When your CPU makes a mistake, there is some chance you notice - for example, due to a program crashing, or visual artifacts in a game - but there is also a chance that you don't notice. There are different errors a CPU can make that have different results.
One error that would not cause any problems is a mistake in a branch prediction. Since the CPU knows that the branch predictor is often wrong, it checks the predictions and recovers if the predictions are wrong. Since the branch predictor doesn't affect correctness, the worst case result would be a tiny slowdown. Another error that wouldn't matter is an error that corrupts information that isn't reused.

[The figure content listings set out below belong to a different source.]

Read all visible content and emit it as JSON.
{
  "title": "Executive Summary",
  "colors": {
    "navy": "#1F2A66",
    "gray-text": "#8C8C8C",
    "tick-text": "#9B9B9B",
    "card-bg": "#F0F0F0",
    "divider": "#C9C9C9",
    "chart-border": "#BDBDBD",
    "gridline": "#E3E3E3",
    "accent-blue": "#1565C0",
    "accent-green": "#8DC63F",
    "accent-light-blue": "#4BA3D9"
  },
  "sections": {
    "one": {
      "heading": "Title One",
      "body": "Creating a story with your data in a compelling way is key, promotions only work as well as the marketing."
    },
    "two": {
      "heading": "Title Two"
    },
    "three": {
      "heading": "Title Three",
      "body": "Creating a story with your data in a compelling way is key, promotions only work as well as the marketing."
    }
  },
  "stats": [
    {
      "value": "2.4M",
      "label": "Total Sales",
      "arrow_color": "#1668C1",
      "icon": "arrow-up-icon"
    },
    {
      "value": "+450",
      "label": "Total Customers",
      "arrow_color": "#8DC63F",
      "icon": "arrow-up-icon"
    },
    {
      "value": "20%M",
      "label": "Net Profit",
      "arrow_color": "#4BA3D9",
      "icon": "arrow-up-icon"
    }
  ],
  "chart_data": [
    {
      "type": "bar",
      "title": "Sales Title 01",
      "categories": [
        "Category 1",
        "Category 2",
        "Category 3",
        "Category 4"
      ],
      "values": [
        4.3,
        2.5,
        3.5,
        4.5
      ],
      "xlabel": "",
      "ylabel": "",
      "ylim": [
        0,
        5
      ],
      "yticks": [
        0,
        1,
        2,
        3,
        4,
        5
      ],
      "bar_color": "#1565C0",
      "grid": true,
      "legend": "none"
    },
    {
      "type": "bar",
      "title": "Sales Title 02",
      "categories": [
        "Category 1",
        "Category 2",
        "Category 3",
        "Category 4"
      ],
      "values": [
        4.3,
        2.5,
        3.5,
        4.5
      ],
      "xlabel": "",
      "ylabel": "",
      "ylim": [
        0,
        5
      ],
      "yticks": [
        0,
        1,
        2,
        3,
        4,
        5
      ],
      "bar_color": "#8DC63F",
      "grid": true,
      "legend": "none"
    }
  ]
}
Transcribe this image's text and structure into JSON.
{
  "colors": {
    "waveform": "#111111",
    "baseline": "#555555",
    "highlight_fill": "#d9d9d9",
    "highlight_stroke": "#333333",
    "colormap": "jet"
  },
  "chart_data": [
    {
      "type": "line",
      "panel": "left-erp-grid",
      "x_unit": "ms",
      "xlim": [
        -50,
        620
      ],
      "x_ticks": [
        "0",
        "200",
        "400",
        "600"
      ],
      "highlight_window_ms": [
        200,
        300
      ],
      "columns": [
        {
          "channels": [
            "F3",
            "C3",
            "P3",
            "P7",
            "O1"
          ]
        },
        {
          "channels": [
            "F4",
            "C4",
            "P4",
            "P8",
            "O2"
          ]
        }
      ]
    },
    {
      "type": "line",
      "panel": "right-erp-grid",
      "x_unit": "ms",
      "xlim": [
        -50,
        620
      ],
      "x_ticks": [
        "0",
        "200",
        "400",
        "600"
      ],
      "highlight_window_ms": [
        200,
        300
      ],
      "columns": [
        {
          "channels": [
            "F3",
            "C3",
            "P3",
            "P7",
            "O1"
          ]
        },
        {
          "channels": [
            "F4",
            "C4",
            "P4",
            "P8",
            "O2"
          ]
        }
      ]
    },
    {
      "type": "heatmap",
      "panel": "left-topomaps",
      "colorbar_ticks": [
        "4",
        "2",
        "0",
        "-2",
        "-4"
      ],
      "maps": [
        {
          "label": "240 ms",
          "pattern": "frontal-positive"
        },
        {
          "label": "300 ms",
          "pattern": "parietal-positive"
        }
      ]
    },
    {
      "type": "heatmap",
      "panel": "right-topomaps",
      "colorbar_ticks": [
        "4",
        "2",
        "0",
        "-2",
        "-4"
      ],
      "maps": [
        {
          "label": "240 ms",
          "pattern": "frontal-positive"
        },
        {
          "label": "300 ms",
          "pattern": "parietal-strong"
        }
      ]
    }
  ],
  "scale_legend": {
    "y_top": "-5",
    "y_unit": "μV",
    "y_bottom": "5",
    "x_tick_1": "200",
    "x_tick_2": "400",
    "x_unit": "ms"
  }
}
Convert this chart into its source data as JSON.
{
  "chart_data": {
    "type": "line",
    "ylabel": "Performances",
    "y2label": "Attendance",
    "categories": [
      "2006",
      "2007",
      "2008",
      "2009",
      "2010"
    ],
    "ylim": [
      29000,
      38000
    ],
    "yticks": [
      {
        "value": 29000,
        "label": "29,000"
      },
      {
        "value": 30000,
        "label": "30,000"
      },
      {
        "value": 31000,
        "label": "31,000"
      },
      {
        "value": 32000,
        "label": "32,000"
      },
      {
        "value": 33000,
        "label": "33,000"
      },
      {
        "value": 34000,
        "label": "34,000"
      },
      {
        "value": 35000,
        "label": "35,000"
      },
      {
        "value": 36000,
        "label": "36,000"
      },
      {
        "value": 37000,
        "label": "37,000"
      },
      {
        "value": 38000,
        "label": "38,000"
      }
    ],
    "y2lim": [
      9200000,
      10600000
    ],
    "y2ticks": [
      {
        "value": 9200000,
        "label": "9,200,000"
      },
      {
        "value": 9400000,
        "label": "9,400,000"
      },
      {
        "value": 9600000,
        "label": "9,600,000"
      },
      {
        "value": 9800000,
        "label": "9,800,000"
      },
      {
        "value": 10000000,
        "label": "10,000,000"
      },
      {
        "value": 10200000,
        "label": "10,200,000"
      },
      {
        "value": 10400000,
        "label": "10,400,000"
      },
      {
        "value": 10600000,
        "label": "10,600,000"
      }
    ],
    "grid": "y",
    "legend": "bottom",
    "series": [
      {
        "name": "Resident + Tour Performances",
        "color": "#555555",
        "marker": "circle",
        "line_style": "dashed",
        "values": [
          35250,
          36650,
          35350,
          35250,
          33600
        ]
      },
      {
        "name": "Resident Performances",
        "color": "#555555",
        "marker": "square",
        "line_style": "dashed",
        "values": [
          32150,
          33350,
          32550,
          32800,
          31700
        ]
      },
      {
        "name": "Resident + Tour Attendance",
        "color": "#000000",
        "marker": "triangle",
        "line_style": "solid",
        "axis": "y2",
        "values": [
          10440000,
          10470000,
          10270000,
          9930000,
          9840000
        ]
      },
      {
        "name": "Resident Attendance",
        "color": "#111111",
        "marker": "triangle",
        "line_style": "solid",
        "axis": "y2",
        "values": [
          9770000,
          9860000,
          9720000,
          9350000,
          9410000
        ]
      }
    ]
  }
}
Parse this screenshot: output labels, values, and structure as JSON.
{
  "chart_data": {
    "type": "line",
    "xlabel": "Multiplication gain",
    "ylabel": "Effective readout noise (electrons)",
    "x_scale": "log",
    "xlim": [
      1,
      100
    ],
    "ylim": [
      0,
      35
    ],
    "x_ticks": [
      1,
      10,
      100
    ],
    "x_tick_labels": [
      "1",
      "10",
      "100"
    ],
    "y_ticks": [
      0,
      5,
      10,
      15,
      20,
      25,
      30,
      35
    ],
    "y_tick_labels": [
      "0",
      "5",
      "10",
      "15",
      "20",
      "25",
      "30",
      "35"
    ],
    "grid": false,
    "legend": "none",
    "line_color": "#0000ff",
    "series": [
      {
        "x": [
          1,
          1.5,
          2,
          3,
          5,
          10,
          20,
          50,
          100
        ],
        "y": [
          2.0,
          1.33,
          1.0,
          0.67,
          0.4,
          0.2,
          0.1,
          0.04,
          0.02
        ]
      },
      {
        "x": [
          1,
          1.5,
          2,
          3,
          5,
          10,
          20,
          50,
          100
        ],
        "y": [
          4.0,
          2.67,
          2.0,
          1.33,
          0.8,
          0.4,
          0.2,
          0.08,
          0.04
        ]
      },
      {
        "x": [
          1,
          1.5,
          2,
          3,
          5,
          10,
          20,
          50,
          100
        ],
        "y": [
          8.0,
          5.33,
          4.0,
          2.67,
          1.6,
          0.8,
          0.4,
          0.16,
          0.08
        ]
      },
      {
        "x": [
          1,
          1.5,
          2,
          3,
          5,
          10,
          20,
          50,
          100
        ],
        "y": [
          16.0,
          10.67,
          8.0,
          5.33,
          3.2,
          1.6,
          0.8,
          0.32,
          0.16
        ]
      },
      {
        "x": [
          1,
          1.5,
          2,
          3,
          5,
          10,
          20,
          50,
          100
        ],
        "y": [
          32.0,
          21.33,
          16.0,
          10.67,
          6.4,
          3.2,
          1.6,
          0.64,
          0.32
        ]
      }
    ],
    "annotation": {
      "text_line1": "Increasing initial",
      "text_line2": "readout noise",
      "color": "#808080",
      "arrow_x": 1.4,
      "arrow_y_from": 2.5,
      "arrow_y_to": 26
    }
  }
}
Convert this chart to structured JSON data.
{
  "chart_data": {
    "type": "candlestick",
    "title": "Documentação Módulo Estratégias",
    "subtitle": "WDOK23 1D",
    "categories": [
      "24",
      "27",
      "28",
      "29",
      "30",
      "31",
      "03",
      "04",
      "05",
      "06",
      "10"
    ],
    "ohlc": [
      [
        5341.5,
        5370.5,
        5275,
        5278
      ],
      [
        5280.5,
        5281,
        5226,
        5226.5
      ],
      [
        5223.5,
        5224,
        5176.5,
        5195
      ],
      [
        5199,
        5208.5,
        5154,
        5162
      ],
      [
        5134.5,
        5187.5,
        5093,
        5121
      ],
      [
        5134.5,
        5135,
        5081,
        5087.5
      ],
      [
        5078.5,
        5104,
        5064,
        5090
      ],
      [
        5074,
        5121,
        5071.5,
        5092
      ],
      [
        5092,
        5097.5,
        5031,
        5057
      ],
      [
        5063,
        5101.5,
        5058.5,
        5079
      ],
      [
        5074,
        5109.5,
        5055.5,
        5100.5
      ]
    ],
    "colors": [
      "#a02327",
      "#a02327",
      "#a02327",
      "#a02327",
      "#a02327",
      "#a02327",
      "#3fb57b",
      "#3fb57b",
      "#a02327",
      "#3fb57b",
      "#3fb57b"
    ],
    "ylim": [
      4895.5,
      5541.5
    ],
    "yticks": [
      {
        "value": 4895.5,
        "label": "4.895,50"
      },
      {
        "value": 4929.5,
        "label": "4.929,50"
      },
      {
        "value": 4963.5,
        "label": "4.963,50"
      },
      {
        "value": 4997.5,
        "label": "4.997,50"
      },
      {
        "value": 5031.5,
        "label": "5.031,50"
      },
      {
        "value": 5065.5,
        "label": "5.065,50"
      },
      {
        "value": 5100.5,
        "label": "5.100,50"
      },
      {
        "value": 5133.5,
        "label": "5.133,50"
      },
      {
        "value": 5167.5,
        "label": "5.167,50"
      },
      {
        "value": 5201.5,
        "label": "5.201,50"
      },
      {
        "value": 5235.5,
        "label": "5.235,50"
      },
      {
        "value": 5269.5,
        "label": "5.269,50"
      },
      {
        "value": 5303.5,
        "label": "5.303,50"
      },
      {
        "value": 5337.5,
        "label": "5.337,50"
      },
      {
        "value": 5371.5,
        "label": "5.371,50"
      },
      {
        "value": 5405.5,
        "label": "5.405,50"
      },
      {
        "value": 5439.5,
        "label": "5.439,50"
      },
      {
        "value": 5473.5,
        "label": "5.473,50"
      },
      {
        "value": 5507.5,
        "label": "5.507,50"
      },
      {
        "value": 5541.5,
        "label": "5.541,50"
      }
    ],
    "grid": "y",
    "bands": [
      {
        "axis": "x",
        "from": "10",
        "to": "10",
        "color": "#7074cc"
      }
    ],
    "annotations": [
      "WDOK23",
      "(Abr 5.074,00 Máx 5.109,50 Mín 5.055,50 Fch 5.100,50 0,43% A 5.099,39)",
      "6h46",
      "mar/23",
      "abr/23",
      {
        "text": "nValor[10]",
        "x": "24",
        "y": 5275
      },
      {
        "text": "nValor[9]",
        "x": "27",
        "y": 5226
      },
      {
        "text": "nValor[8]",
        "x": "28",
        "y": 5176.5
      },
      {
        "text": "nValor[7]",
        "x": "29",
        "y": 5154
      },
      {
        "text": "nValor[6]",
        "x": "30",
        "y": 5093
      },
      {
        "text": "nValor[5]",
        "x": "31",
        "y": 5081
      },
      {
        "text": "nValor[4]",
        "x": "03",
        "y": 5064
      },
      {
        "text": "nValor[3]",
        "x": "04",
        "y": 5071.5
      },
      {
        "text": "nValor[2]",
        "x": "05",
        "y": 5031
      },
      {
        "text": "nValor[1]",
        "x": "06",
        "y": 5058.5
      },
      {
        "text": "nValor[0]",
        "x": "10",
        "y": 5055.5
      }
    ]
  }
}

Every time the CPU adds two numbers, it tracks some "flags" that note if the result is positive, negative, or zero. If a flag is miscalculated - but isn't checked - nothing bad happens.
An error that would cause a crash might be a mistake in a TLB, or a mistake reading / decoding an instruction (which could result in the CPU trying to do something illegal). Depending on what code happens to be running when this happens, the result could be a single application crashing or the whole machine crashing.
An error that could silently corrupt data would be a bit flipping in a floating point calculation. If, say, you're doing your taxes and your CPU is overclocked, it's possible that one of the bits of a floating point calculation doesn't get back into the register file before the clock ticks, so the wrong answer is stored. You might not notice so long as the error doesn't cause an obvious discrepancy... that's silent data corruption. Another example would be a media encoding app that sometimes corrupts video frames. You won't notice until you try to watch the video later.
Given a flaky CPU (which intermittently makes a specific type of mistake, e.g. calculating an incorrect multiplication), it's very possible for some applications to crash horribly (e.g. assuming that a multiplication result won't be zero, and dividing by the result of the multiplication) and for another application to appear to work, but produce subtly incorrect results. If there is any test that fails with a certain OC, it's risky (at best!) to consider that OC "stable for other tasks".